Desde el 6 de noviembre al 14 de diciembre del año 2018, se celebró en el Centro Cultural de España en Ciudad de Guatemala la exposición “Prácticas de Reiteración”. Primera curaduría realizada por Camila Caris y Jaime Cuevas, que presenta pinturas del artista chileno Wladymir Bernechea, objetos de la colección del Museo del Mundo, fotografías del artista garífuna Carlos Arana y Claudia PM Santibáñez, registros audiovisuales de Esperanza Hidalgo y una infografía con claves para conformar una propia colección, diseñada por Antonia Isaacson, Juan Pablo Soto y la estampa textil a cargo de Deysi Cruz.

El objetivo principal de “Prácticas de reiteración” fue poner en cuestión la disociación moderna establecida entre las nociones de artesano y artista, reflexionando en la valorización social que recae para uno y para el otro. Instalando el concepto de reiteración como un problema que permite dirigir el foco de atención al proceso como ejercicio constitutivo de toda obra de arte: de esta manera, lo pictórico y lo artesanal son considerados como prácticas de lo contemporáneo, ya que comparten el lazo indisoluble del trabajo procesual como constructor de realidades materiales y de producción.
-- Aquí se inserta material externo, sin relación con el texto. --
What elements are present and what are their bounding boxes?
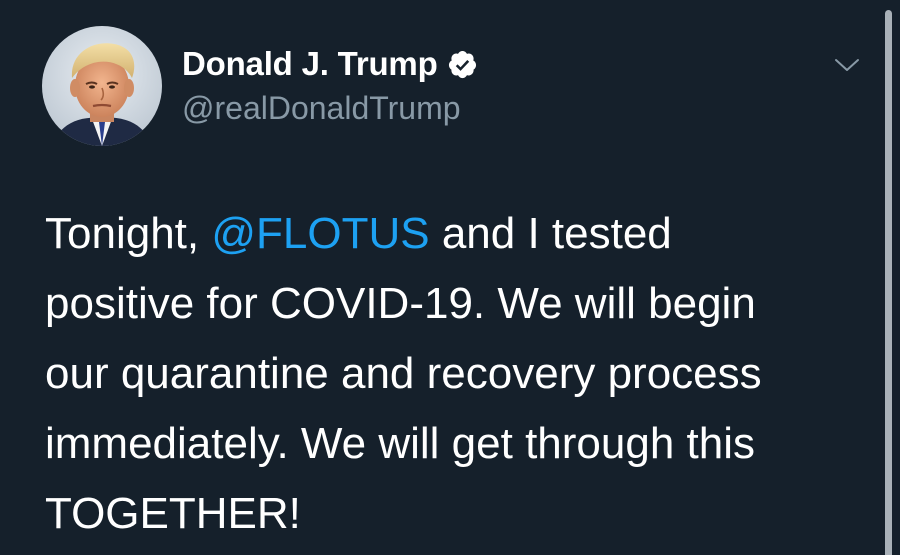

Más allá de una genealogía histórica común entre ambos, en la actualidad lo artesanal y el arte han sido dispuestos en esferas si no contrarias a lo menos antagónicas. Lo artesanal, en desmedro del auge de la ideología moderna del arte -unicidad y genio- y su correlato con el modelo capitalista/neoliberal, se ha dislocado como una práctica infravalorada, justamente por su condición de serialidad, anonimato y repetición. Entendiendo que el problema no tiene ver con el grado de artisticidad que puede o no tener un objeto artesanal, sino más bien son las lógicas de producción de éste las que incomodan y ponen en cuestión su posición en el arte.

Siendo así como la repetición y la insistencia se han transformado en la actualidad en una práctica política en sí misma, que a través de la reiteración incesante de temas, motivos y problemas, devela una condición artístico-productiva que resiste a pesar de su negación.